Unabhängig vom Vorliegen eines vergleichbaren Schutzniveaus ist gemäß § 43e Abs. 6 BRAO die Beauftragung ausländischer Dienstleister nur bei Vorliegen einer Einwilligung möglich. Dies schränkt die Nutzung von Leistungen ausländischer Anbieter, insbesondere bei Cloud-Angeboten ein. Es bleibt abzuwarten, ob die Dienstleister dieser Problematik mit nationalen Angeboten begegnen. Zudem stellt sich die Frage der Anwendbarkeit von § 203 StGB auf im Ausland tätige Leistungserbringer.

Änderung der StPO – Zeugnisverweigerungsrecht für mitwirkende Personen

Durch das Gesetz werden mitwirkende Personen auch strafprozessual mit den berufsmäßig tätigen Gehilfen gleichgestellt. Ihnen steht nun auch ein Zeugnisverweigerungsrecht gemäß § 53a StPO zu. Das Gesetz sieht zudem entsprechende Folgeänderungen des Beschlagnahmerechts in § 97 StPO vor.

Datenschutz stets von großer Bedeutung

Von großer Bedeutung für etwaige Auslagerungen von Leistungen durch Berufsgeheimnisträger ist das Datenschutzrecht. Das Datenschutzrecht gilt parallel neben dem Straf- und Berufsrecht.
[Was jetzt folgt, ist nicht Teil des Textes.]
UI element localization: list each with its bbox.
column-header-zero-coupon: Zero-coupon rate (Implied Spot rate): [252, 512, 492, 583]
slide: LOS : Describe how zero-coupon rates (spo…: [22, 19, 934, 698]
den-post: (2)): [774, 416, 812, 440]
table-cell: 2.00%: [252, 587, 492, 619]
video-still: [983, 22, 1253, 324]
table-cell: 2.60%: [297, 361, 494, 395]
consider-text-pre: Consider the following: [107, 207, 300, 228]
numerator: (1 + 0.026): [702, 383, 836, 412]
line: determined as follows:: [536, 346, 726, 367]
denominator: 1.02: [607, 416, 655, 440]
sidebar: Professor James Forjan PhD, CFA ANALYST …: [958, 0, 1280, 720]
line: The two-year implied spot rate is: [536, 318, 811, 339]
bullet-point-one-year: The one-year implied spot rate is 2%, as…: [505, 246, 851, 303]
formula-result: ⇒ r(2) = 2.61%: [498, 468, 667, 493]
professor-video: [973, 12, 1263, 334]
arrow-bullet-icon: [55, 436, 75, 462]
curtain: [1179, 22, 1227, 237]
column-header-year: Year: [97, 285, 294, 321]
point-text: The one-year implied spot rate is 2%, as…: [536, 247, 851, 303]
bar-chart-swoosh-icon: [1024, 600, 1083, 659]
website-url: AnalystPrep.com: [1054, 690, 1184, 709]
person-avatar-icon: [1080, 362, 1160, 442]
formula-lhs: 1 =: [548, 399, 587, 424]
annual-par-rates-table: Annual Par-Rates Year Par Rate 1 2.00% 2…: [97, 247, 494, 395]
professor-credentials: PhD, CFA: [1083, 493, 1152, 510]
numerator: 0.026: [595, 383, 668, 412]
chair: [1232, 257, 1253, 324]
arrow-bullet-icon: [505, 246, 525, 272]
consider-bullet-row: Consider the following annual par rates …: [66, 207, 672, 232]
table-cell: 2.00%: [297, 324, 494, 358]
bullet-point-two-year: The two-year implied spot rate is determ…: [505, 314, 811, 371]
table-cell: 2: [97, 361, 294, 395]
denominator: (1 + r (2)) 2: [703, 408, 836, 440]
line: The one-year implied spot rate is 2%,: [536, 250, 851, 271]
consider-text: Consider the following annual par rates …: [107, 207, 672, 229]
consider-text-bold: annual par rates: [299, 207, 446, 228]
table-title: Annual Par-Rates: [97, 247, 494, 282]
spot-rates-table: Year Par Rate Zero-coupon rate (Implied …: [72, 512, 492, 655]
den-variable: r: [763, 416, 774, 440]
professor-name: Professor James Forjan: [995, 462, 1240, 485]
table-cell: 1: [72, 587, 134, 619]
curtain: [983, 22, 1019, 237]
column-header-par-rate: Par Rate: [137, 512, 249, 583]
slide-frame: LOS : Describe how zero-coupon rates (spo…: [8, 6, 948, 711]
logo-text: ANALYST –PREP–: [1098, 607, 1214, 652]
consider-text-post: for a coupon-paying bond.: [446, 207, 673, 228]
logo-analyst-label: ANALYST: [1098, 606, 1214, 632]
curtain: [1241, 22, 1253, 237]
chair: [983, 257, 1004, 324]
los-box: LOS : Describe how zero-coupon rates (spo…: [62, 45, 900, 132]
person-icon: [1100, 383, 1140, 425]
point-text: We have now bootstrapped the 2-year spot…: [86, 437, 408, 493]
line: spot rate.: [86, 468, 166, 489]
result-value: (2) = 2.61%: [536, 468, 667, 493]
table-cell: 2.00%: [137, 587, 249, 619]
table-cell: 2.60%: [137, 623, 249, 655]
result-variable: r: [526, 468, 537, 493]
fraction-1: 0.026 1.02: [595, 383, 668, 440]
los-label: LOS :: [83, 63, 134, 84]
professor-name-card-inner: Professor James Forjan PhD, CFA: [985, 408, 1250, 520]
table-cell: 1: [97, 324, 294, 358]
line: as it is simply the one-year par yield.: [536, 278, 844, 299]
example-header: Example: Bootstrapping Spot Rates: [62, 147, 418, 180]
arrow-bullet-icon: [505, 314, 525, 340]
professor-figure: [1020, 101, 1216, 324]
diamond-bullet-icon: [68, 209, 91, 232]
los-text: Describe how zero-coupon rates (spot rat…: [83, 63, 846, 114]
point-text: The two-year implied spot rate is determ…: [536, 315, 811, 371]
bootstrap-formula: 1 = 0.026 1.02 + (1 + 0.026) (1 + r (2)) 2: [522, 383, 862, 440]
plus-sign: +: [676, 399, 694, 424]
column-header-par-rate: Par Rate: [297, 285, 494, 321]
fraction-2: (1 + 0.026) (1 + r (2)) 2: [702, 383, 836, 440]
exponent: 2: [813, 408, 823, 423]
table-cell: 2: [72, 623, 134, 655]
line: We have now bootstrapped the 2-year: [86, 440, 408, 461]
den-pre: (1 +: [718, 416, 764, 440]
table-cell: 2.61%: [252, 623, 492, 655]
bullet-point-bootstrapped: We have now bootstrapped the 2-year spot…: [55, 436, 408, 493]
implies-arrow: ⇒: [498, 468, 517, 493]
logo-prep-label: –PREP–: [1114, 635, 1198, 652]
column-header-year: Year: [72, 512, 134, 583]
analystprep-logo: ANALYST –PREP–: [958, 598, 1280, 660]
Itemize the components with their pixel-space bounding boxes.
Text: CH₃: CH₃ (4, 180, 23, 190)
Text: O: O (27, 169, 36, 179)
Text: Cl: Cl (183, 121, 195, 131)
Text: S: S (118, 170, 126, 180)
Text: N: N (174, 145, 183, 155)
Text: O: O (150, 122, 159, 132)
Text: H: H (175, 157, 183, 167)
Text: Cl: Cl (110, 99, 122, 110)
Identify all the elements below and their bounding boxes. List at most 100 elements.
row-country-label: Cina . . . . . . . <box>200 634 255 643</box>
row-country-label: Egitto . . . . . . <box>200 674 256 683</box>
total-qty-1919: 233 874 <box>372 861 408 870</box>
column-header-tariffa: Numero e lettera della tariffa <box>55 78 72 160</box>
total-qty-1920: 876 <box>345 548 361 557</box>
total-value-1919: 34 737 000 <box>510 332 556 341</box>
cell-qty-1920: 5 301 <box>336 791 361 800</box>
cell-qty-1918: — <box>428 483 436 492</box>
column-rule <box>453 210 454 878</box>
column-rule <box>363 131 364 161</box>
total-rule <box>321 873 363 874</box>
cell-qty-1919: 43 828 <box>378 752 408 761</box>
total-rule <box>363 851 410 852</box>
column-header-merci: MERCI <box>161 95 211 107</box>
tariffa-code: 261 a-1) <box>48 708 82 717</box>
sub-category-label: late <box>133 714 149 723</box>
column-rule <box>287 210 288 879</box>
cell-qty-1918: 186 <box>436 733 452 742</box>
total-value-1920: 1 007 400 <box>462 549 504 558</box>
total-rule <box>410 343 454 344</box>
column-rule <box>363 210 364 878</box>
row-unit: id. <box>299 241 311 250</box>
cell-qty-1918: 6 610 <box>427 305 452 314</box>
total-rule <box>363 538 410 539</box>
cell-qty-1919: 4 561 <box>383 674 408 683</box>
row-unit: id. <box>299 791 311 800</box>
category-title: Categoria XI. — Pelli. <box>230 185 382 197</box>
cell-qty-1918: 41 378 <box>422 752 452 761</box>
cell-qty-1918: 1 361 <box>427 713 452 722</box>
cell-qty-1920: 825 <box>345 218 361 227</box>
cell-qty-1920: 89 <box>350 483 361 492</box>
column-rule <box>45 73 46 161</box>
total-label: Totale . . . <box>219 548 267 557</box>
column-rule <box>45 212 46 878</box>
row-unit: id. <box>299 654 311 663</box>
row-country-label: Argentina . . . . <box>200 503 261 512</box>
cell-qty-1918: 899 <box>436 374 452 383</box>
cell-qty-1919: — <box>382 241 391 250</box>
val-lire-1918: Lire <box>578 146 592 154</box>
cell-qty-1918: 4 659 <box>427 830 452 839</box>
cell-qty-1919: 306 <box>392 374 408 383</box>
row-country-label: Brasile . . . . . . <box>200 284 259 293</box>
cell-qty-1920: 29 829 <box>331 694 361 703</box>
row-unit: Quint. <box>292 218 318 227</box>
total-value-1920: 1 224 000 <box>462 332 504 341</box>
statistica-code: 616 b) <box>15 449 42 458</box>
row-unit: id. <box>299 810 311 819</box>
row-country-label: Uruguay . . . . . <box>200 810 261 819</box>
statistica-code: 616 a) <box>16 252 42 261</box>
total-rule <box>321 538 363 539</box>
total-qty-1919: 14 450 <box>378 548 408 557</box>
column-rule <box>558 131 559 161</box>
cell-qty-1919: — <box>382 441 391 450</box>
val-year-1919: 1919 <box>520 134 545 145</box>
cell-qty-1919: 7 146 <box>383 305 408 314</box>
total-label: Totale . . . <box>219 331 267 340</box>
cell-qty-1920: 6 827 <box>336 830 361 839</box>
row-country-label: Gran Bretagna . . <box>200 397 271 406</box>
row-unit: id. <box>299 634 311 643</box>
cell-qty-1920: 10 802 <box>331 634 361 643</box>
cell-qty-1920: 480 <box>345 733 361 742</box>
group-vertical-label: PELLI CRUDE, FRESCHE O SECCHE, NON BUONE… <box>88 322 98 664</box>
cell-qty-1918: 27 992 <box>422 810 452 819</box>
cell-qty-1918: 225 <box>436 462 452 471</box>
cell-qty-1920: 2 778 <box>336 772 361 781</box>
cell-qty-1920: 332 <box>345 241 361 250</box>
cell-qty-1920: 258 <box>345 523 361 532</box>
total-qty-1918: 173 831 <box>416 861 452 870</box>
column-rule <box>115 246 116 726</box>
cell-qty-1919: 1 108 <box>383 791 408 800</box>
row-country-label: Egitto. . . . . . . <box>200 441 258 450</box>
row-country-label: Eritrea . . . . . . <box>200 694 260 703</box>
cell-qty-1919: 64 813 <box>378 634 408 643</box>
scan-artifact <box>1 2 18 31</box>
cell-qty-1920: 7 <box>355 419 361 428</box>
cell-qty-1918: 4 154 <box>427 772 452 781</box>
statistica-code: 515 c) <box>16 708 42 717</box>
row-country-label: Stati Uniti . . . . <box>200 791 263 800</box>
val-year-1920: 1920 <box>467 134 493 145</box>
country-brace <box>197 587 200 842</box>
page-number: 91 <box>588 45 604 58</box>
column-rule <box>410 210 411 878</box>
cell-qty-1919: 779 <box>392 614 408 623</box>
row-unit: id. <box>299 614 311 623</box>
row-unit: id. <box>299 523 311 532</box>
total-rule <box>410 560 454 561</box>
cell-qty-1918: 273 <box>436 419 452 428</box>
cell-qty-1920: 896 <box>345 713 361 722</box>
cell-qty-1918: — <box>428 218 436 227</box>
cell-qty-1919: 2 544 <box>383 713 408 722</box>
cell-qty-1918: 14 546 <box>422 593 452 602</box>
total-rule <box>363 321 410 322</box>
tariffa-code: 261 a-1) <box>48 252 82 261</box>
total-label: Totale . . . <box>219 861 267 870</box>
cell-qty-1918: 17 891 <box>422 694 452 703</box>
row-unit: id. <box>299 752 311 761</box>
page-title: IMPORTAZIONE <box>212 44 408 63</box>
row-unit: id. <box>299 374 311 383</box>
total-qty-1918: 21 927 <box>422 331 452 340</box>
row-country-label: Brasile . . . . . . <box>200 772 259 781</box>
Eine straf- und berufsrechtlich zulässige Auslagerung muss sich auch an den Anforderungen des Datenschutzes messen lassen und es ist nicht zwingend, dass eine straf- und berufsrechtlich zulässige Auslagerung auch immer datenschutzrechtskonform umsetzbar ist

Fazit

Im Ergebnis ist das Gesetz positiv zu bewerten, da es die bestehende Rechtsunsicherheit weitgehend beseitigt und den praktischen Bedürfnissen von Angehörigen der betroffenen Berufsgruppen Rechnung trägt. Allerdings schafft es neue Unsicherheiten, insbesondere im Bereich der Nutzung von Cloud-Angeboten und der Leistungserbringung im Ausland. Ein klareres Bekenntnis, vor allem zur Nutzung von Cloud-Angeboten, wäre wünschenswert gewesen.

Zudem zu begrüßen wäre es, wenn vorhandene berufsrechtliche Hindernisse für weitere Berufsgruppen von der jeweiligen zuständigen Stelle beseitigt werden würden.